Decorado con detallista minimalismo oriental, el eje central de la oferta son las tres planchas teppanyaki situadas al fondo del comedor principal en las que los cocineros preparan con habilidad los distintos productos sin apenas grasa por lo que resultan platos bastante dietéticos. Sobre todo en el caso de pescados y mariscos, un surtido de los cuales constituye una de las ofertas más interesantes de la carta: vieiras, langostinos, salmón y dorada con un punto correcto y una indudable calidad.

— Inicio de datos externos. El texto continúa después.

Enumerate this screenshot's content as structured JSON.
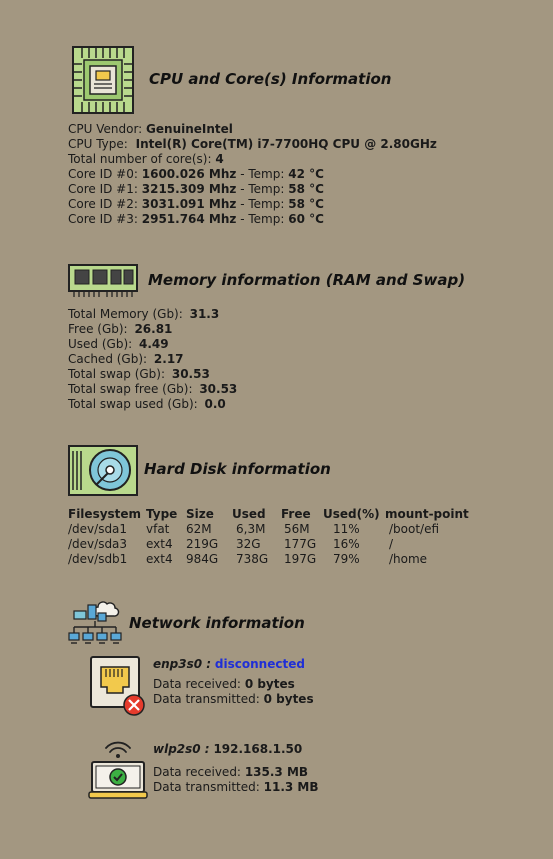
{
  "cpu": {
    "title": "CPU and Core(s) Information",
    "icon": "cpu-chip-icon",
    "vendor_label": "CPU Vendor:",
    "vendor_value": "GenuineIntel",
    "type_label": "CPU Type:",
    "type_value": "Intel(R) Core(TM) i7-7700HQ CPU @ 2.80GHz",
    "cores_label": "Total number of core(s):",
    "cores_value": "4",
    "temp_label": "- Temp:",
    "core_list": [
      {
        "label": "Core ID #0:",
        "freq": "1600.026 Mhz",
        "temp": "42 °C"
      },
      {
        "label": "Core ID #1:",
        "freq": "3215.309 Mhz",
        "temp": "58 °C"
      },
      {
        "label": "Core ID #2:",
        "freq": "3031.091 Mhz",
        "temp": "58 °C"
      },
      {
        "label": "Core ID #3:",
        "freq": "2951.764 Mhz",
        "temp": "60 °C"
      }
    ]
  },
  "memory": {
    "title": "Memory information (RAM and Swap)",
    "icon": "ram-module-icon",
    "rows": [
      {
        "label": "Total Memory (Gb):",
        "value": "31.3"
      },
      {
        "label": "Free (Gb):",
        "value": "26.81"
      },
      {
        "label": "Used (Gb):",
        "value": "4.49"
      },
      {
        "label": "Cached (Gb):",
        "value": "2.17"
      },
      {
        "label": "Total swap (Gb):",
        "value": "30.53"
      },
      {
        "label": "Total swap free (Gb):",
        "value": "30.53"
      },
      {
        "label": "Total swap used (Gb):",
        "value": "0.0"
      }
    ]
  },
  "disk": {
    "title": "Hard Disk information",
    "icon": "hard-disk-icon",
    "headers": [
      "Filesystem",
      "Type",
      "Size",
      "Used",
      "Free",
      "Used(%)",
      "mount-point"
    ],
    "rows": [
      [
        "/dev/sda1",
        "vfat",
        "62M",
        "6,3M",
        "56M",
        "11%",
        "/boot/efi"
      ],
      [
        "/dev/sda3",
        "ext4",
        "219G",
        "32G",
        "177G",
        "16%",
        "/"
      ],
      [
        "/dev/sdb1",
        "ext4",
        "984G",
        "738G",
        "197G",
        "79%",
        "/home"
      ]
    ]
  },
  "network": {
    "title": "Network information",
    "icon": "network-topology-icon",
    "interfaces": [
      {
        "name": "enp3s0 :",
        "status": "disconnected",
        "icon": "ethernet-port-disconnected-icon",
        "received_label": "Data received:",
        "received_value": "0 bytes",
        "transmitted_label": "Data transmitted:",
        "transmitted_value": "0 bytes"
      },
      {
        "name": "wlp2s0 :",
        "status": "192.168.1.50",
        "icon": "wifi-laptop-connected-icon",
        "received_label": "Data received:",
        "received_value": "135.3 MB",
        "transmitted_label": "Data transmitted:",
        "transmitted_value": "11.3 MB"
      }
    ]
  },
  "colors": {
    "background": "#a39781",
    "link_blue": "#1f2fd6",
    "icon_green": "#b5d98c"
  }
}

Pero aunque las planchas constituyan la propuesta principal de la carta, los sushis y sashimis tienen una destacada presencia. Sushis muy correctos, que se dejan comer. Por ejemplo el makisushi (envuelto en arroz y algas) de ventresca de atún, conocida como toro. Y por ejemplo también las versiones modernas en las que se ha especializado Espina, como los “crunchy rolls” rebozados en tempura que resultan crujientes en la boca. Todo dentro de ese estilo de fusión que tanto éxito tiene en Madrid. La oferta de la carta se completa con algunas otras especialidades entre las que destacan las empanadillas gyoza, una variante japonesa de los célebres dim-sum chinos, que se sirven con una salsa de mostaza.

Como siempre en este tipo de restaurantes, los postres carecen de interés. En cuanto a la lista de vinos, aunque contiene algunas cosas de interés, es breve y sin mayores pretensiones, algo lógico si se tiene en cuenta la dificultad de encontrar vinos adecuados para una cocina tan peculiar y especiada.

El servicio de sala, rápido pero algo despistado, se sale de lo habitual en estos casos y ofrece una peculiar mezcla multirracial de españoles, asiáticos e iberoamericanos.